Ca2+-Dependent Ion and Lipid Transport Mediated by a Fungal TMEM16 Homologue

Abstract

Ca2+-activated Cl- channels (CaCCs) play crucial roles in human physiology, from epithelial secretion to nociception and sensory transduction. Recent work showed that two members of the TMEM16 family, TMEM16A and B, encode for CaCCs. The TMEM16 family is comprised of 10 human homologues whose malfunction has been implicated in several human diseases.

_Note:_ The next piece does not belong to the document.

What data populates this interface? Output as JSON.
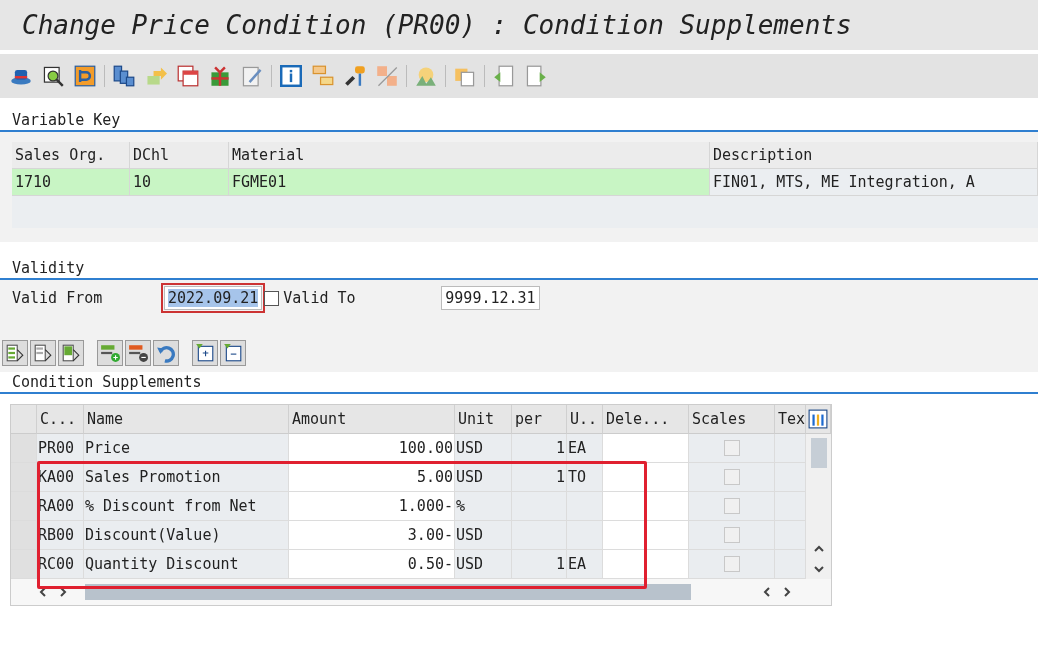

Despite their physiological relevance the function of the other TMEM16s is unclear and controversial. For example, TMEM16F has been reported to be a Ca2+-dependent cation channel, three different Cl- channels and to be involved in lipid scrambling (lipid transport between membrane leaflets). These data raise the possibility that not all TMEM16 proteins are CaCCs and that some might be scramblases or regulators of scrambling activity.To differentiate between these hypotheses we expressed, purified and reconstituted several TMEM16 family members and discovered that a fungal homologue simultaneously mediates ion movement and lipid scrambling. Reconstitution in planar lipid bilayers shows a non-selective ion channel of high conductance, ∼300 pS. Both transport functions are tightly regulated by Ca2+: in its absence ion channel activity is abolished and lipid scrambling is severely diminished. The apparent Km of Ca2+ for transport is ∼400 nM, a value comparable to that of other TMEM16s. We mutated a highly conserved di-acidic motif previously shown to be important for Ca2+-regulation in TMEM16A and F. Simultaneous charge-neutralization of these residues eliminates Ca2+ dependent activation of ion and lipid transport, suggesting that a single Ca2+ site regulates both.Our results demonstrate for the first time that a member of the TMEM16 family is simultaneously a Ca2+ dependent ion channel and a Ca2+ dependent lipid scramblase. This suggests that other family members, such as TMEM16F, might also be dual function proteins thus resolving the confusion regarding their function.